If you use the first method above, the system won't be able to find rsync, as the PATH list used by cron is fairly restrictive.


----------



## wblock@ (Mar 14, 2014)

marvel said:
			
		

> I have both /bin/bash and /usr/local/bin/bash.



The shells/bash port does not install a link in /bin, as far as I know.  Unless I'd done that myself (I wouldn't), how it got there would be a concern.


----------



## marvel (Mar 17, 2014)

wblock@ said:
			
		

> marvel said:
> 
> 
> 
> ...



It's a symbolic link, I don't know if I did that myself but it could be.


----------



## marvel (Mar 17, 2014)

usdmatt said:
			
		

> Unless you have messed with the PATH setting at the top of /etc/crontab (which you probably shouldn't), make sure any commands in your script that live under /usr/local have the full path specified. (In fact it's probably good practice to specify the full path for all commands).
> 
> i.e. change
> 
> ...



I didn't know the cron path was different because when I type rsync as a user it just works, but this was the solution. I added the full path to rsync and now it works, thanks!


----------



## phoenix (Mar 17, 2014)

Please read the Interrupted UNIX Faq.  Especially number 2.     B-)


----------



## PacketMan (Nov 23, 2014)

Can any of you fine fellows suggest a couple of great 'intermediate' skill level script writing cook books, that include tying this in with cron? Any of those FreeBSD books you folks suggested to me earlier this year include a decent chapter on script writing?


----------



## Oko (Nov 23, 2014)

marvel said:


> Hi,
> 
> I am trying for a long time now to get cron to execute my .sh backup script. All other cronjobs run, including some PHP CLI scripts I have running but my bash script fails every single time. No error nothing, it just doesn't execute.
> 
> ...



Stop right there! You are doing something fundamentally wrong! Do you know what it is? You are editing the system /etc/crontab instead of creating a new one for the root user: `crontab -e`.

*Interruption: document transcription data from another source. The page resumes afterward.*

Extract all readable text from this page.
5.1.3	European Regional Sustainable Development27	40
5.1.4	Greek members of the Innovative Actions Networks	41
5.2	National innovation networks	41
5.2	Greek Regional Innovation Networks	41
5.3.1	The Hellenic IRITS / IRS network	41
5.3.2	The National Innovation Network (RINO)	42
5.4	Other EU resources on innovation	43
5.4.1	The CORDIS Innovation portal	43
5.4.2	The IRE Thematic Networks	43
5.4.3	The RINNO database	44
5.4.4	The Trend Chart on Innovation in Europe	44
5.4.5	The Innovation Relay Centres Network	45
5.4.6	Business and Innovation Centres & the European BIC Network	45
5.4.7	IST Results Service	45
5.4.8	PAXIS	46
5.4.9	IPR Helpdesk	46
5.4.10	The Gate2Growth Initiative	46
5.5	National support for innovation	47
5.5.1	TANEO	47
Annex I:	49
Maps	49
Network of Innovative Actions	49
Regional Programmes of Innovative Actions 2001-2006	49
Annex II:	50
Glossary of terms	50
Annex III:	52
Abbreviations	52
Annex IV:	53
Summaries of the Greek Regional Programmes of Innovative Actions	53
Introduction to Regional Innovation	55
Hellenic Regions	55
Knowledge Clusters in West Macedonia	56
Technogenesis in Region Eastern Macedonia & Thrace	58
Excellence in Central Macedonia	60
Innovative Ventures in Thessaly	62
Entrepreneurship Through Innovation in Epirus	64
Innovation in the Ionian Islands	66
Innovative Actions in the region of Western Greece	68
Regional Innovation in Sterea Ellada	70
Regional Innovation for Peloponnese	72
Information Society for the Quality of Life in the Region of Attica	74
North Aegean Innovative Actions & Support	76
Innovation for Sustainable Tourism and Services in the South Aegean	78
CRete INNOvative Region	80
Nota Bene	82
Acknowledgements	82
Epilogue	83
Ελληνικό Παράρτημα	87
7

Make sure you are using tabs as separator. /bin/bash is not a path to a third party shell. It is in /user/local/bin/bash. The way to specify the shell is at the beginning of the crontab file. There is an environmental variable for that.
Finally that is not the shell script! It is a bash script. So I hate to see that .sh extension.


----------



## NewGuy (Nov 24, 2014)

If the original poster was editing the system wide crontab file rather than root's then it wouldn't run since the user field is not filled in. And bash is a shell so a bash script is a shell script.


----------



## Oko (Nov 24, 2014)

NewGuy said:


> If the original poster was editing the system wide crontab file rather than root's then it wouldn't run since the user field is not filled in.


+1 You are right about that of course! I have seen why too many Linux guys editing system crontab files to pay attention to the user field.


----------